The Press: Death of a Master Machinist (Dec. 21, 1970):
Cartoonist Goldberg achieved fame for a series of wildly complicated inventions that today can be seen as a prediction of the world’s foundering in technology. Goldberg’s contraptions used owls and trumpets to nominate people for political office, pistols and crows to feed an infant and rock its cradle. There was even a Hitler-kicking machine that gave the Führer his comeuppance via a cat, a mouse and a stripteaser. Goldberg constructed chains of causality that could be as illogical as life itself.
Technology: In Case You Tuned In Late (Dec. 21, 1987):
Steven Minskoff, 28, a Manhattan real estate executive and a card-carrying member of the TV generation, thought he had seen and heard it all, from Moonlighting on a 35-in. screen to MTV in surround-sound stereo. Then he saw a store demonstration of Panasonic’s new “picture in picture” VCR system, which lets viewers watch two or more programs on the same TV screen.
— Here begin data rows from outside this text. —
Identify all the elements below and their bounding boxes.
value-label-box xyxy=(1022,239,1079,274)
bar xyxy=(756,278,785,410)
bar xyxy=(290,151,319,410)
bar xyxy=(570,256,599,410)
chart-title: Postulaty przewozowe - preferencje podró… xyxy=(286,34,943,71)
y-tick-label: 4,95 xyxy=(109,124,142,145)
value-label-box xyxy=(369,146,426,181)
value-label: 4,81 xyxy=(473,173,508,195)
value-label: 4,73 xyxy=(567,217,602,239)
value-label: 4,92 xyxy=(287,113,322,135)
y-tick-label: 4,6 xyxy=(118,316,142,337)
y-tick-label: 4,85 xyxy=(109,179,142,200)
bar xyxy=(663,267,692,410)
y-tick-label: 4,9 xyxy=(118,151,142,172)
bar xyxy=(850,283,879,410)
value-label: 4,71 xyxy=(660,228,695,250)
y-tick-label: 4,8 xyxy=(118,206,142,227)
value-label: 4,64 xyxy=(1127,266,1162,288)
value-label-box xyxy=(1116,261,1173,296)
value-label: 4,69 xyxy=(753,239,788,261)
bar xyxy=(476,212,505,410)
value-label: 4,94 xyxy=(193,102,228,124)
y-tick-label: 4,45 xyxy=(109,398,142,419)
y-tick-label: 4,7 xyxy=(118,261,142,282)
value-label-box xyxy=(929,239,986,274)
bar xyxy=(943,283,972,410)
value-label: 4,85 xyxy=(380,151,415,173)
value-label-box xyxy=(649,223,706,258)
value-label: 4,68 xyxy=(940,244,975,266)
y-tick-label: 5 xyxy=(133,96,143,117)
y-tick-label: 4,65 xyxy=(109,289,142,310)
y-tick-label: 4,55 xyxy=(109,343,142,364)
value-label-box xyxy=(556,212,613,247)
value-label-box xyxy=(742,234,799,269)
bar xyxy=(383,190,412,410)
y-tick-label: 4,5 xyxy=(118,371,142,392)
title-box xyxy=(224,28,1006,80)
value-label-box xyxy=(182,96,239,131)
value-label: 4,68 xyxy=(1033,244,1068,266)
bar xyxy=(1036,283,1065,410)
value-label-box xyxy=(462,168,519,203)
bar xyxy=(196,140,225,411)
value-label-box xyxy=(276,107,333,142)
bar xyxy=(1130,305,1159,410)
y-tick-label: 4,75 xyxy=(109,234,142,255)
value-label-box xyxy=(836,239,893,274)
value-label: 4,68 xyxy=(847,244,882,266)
As a salesman tapped on a remote control, new stations began appearing, one at a time, until the screen was filled with nine equal-size panels, each showing a different channel. “My mouth dropped,” says Minskoff. “It totally blew me away.”
Look, Ma, No Cable! (Dec. 21, 1992):
The new system, developed by a New Jersey firm called CellularVision, has been operating in Brooklyn since July. It uses microwave signals of such high frequency that they can bounce off buildings and still be received by a window-mounted antenna no bigger than a magazine. The system, which could be available throughout New York City and in other major TV markets by mid-1994, can deliver as many channels as cable TV without the expense of having to wire up each individual home — a prospect that could threaten the virtual monopoly that many cable companies currently enjoy.
Let’s Go to the Tape (Dec. 21, 1998):
When three blatant officiating blunders led to losses for the Seattle Seahawks, Buffalo Bills and Pittsburgh Steelers in recent weeks, the whole playoff picture was torn from its frame. The NFL politburo announced that instant replay, in use from 1986 to 1991, may be revived for the playoffs.
Her Way and Mine (Dec. 21, 1998):
For the home user, there are basically two ways to buy a computer: my way and my mom’s way. Since this is my column, I’ll tell you my way first. As the tech columnist for the nation’s pre-eminent newsweekly, I naturally need the biggest, fastest, scariest computer in the land. And since my company is buying, damn the expense. I require video and 3-D cards to run the coolest games…er, spreadsheets; at least 96 megabytes of RAM so I can keep half a dozen programs open at once; a 17-in. monitor so I can see it all and a 10-gigabyte hard drive to store it. Also, stereo speakers with a subwoofer that rumbles like the voice of God, just to annoy my cats.